With Russia sanctions stalled in the House, White House pushes for weaker provisions

President Trump gestures as he speaks with Russian President Vladimir Putin during their bilateral meeting at the G-20 summit in Hamburg, Germany, in July 2017. (Photo: Reuters/Carlos Barria)
President Trump gestures as he speaks with Russian President Vladimir Putin during their bilateral meeting at the G-20 summit in Hamburg, Germany, in July 2017. (Photo: Reuters/Carlos Barria)

WASHINGTON — Amid a new round of revelations surrounding potential Russian involvement in the 2016 election, a bill ramping up sanctions on the Putin regime is stalled in the House of Representatives.

The bill is intended as a response to Russia’s efforts to influence U.S. elections, as well as its continued provocations in Ukraine. It would increase penalties on Russian firms involved in cyberattacks and require congressional approval for the president to lift the sanctions in the future.

The bill, which passed the Senate almost unanimously, currently sits in the House, and both parties there are accusing each other of holding up its progress. The fight comes amid news that Donald Trump Jr. had been contacted with an offer from Russia of damaging information about Hillary Clinton during the 2016 campaign, according to emails the younger Trump released Tuesday.

Those messages show Trump Jr. agreed to meet with a Russian lawyer supposedly in possession of the damaging material as “part of Russia and its government’s support for Mr. Trump.” They also show that Trump Jr. forwarded the emails to campaign adviser Jared Kushner and then-campaign chief Paul Manafort, with both men attending the meeting.

Sen. Ben Cardin, D-Md., told reporters that the news increased the urgency of passing sanction legislation.

“There’s no question that the United States needs to respond,” Cardin said. “I have contacted House members and urged them to take up and pass this bill quickly.”

The White House has pushed back against the part of the bill requiring it to seek congressional approval to undo the sanctions, with top administration officials arguing that requirement overly constrains its ability to conduct foreign policy.

“Our concern is that the legislation, we believe, sets an unusual precedent of delegating foreign policy to 535 members of Congress by not including certain national security waivers that have always been consistently part of sanctions bills in the past,” Marc Short, the White House’s legislative director, told reporters Monday.

Because of this, the administration has been quietly lobbying Capitol Hill to amend the bill, with Commerce and State Department officials meeting with House staff last week. Other concerns have been raised that the bill would hamper U.S. investment in Russian energy projects, hurting American companies.
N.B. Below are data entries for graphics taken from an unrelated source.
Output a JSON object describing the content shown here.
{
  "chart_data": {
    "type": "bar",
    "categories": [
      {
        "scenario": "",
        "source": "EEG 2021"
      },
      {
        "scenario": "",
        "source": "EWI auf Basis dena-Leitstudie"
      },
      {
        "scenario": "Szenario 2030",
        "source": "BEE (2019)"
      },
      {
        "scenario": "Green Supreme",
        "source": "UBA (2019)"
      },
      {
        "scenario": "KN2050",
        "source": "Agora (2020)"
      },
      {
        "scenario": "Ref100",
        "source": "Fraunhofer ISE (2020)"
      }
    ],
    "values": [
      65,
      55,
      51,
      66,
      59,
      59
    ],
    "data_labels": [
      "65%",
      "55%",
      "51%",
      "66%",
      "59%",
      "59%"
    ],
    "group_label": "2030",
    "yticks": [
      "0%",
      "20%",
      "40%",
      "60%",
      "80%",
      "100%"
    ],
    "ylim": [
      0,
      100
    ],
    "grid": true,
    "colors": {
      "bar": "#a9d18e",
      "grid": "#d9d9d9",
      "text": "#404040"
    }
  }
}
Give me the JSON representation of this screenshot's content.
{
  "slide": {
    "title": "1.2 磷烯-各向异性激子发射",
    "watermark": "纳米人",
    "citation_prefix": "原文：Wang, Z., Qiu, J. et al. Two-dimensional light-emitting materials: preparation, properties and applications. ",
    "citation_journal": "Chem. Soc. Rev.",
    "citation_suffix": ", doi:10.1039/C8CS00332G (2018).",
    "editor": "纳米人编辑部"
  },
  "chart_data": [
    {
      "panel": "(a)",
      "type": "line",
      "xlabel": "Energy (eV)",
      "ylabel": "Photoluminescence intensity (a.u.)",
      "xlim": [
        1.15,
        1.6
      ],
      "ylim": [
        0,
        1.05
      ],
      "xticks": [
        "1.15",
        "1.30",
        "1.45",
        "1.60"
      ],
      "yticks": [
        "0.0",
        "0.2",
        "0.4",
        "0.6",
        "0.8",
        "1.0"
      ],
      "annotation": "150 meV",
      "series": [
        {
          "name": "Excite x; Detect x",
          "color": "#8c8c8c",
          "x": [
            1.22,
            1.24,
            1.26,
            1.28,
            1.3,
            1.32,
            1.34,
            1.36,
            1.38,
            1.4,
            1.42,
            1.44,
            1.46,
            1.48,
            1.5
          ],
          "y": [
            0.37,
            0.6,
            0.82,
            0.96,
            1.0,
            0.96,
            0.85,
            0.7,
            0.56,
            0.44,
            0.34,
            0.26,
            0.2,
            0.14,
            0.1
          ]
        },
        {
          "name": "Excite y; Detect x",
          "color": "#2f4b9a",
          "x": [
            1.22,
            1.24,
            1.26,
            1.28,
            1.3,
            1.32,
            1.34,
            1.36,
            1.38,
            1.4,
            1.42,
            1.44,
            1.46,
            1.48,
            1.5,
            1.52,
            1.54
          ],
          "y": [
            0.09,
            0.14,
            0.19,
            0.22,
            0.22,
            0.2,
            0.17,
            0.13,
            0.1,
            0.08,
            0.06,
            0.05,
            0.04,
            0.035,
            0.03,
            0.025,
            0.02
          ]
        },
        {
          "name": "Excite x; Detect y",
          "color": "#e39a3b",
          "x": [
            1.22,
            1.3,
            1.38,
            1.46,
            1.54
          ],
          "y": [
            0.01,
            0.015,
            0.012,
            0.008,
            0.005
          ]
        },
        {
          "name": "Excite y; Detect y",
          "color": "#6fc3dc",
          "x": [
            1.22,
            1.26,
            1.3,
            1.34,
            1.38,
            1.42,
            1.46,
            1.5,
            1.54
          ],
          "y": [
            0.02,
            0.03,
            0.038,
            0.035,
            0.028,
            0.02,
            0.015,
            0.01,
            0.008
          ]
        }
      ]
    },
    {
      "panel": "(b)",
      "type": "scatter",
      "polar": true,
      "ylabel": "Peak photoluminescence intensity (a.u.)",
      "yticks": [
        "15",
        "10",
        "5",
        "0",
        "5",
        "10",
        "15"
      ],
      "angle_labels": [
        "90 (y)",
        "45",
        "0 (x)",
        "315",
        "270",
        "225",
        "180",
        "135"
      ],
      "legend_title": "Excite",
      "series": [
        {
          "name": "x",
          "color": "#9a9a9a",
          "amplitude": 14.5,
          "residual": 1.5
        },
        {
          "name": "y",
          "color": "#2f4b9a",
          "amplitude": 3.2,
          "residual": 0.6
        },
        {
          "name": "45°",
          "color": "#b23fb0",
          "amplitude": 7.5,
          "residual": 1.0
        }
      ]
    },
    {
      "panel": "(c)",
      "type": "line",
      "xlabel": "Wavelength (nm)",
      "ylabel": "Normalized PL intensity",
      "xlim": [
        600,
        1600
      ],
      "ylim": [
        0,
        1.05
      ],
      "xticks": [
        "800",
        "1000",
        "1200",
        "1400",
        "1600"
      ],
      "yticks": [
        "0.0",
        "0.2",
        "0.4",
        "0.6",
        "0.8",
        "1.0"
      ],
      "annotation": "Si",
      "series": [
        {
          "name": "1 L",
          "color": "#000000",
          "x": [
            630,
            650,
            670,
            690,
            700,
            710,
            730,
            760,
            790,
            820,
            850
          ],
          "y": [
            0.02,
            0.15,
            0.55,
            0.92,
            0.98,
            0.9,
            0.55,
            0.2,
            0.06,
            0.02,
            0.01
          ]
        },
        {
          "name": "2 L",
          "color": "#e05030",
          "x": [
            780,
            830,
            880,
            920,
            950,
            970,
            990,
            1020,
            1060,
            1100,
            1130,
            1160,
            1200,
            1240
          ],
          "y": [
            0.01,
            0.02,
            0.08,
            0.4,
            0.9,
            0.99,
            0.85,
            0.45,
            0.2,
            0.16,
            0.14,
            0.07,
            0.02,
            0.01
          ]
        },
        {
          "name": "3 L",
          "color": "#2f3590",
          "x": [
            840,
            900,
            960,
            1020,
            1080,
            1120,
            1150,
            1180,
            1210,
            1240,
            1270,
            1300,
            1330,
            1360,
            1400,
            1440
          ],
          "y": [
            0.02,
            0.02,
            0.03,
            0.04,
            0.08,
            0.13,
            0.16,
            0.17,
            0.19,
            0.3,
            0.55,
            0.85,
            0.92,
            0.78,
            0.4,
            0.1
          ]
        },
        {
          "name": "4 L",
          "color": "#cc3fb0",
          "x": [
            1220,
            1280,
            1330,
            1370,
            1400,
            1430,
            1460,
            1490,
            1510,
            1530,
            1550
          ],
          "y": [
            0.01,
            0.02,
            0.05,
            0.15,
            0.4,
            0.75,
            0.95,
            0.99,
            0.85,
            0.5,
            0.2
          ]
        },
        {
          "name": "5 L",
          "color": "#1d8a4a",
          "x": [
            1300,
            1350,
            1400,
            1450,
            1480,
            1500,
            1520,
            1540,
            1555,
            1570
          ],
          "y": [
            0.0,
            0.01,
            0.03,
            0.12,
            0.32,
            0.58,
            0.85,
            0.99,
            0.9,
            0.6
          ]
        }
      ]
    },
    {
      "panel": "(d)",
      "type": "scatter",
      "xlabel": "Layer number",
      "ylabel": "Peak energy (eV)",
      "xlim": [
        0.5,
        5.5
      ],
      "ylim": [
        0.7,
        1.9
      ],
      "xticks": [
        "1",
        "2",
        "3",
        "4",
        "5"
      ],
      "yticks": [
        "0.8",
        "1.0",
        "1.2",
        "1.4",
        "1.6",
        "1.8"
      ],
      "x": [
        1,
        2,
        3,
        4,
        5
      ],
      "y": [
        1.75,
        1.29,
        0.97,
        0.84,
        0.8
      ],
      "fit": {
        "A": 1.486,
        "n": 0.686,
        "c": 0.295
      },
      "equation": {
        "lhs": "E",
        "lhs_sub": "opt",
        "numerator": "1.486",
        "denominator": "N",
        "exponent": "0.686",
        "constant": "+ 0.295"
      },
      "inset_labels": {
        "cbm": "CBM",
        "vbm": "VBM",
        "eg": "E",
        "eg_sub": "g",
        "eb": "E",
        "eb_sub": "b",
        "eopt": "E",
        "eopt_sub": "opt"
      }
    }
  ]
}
In their meeting in Germany Trump and Putin discussed the sanctions imposed by former President Barack Obama in December as a response to the election meddling, White House spokesperson Sarah Huckabee Sanders told reporters Tuesday. That contradicts earlier remarks from the president asserting that the topic was not discussed.

Senator Bob Corker, R-Tenn., speaks to reporters about the Senate health care bill on Capitol Hill in June 2017. (Photo: Reuters/Joshua Roberts)
Senator Bob Corker, R-Tenn., speaks to reporters about the Senate health care bill on Capitol Hill in June 2017. (Photo: Reuters/Joshua Roberts)

Rep. Adam Schiff, D-Calif., ranking member on the House Intelligence Committee, said Tuesday on MSNBC’s “Morning Joe” he was concerned the administration’s lobbying would affect the bill.

“The question really is not what the members want; the question is what the leadership is willing to allow and how much pressure they’re under,” Schiff said. “Will we get to vote on the bill that came out of the Senate, or will we vote on a watered-down version?”

Division between parties in the House has also slowed down the bill, according to House Speaker Paul Ryan’s office.

Democrats have objected to a change made by the Senate that would allow only the speaker to initiate a review if the president seeks to lift sanctions. Republicans say this is halting the bill’s progress.

“House Republicans are prepared to send the Iran-Russia sanctions bill papers back, which will allow the Senate to automatically resend us a fixed bill,” Ryan spokesperson AshLee Strong said Monday. “But House Democrats are blocking that and demanding their own changes to the bill.”

Rep. Eric Swalwell, D-Calif., told Yahoo News that there was no reason Ryan couldn’t advance the measure.

“Republicans have the majority; if they want to take a vote we can vote on it tonight,” Swalwell said, saying he hoped his colleagues would move to beef up Russia sanctions.

Senators from both parties have called on the House to approve the bill after they approved it with a 98-2 vote last month. Sen. Bob Corker, R-Tenn., chairman of the Senate Foreign Relations Committee, told reporters Monday that Ryan could have a vote if he wanted to.

“There is no issue, except do they want to pass a Russia sanctions bill or not,” he said.

Corker acknowledged that the bill does impose constraints on Trump’s executive powers but that he had not been contacted by the administration in opposition to the bill.

“No one has called me and said, ‘We don’t want this legislation to pass.’ That has never occurred,” Corker said.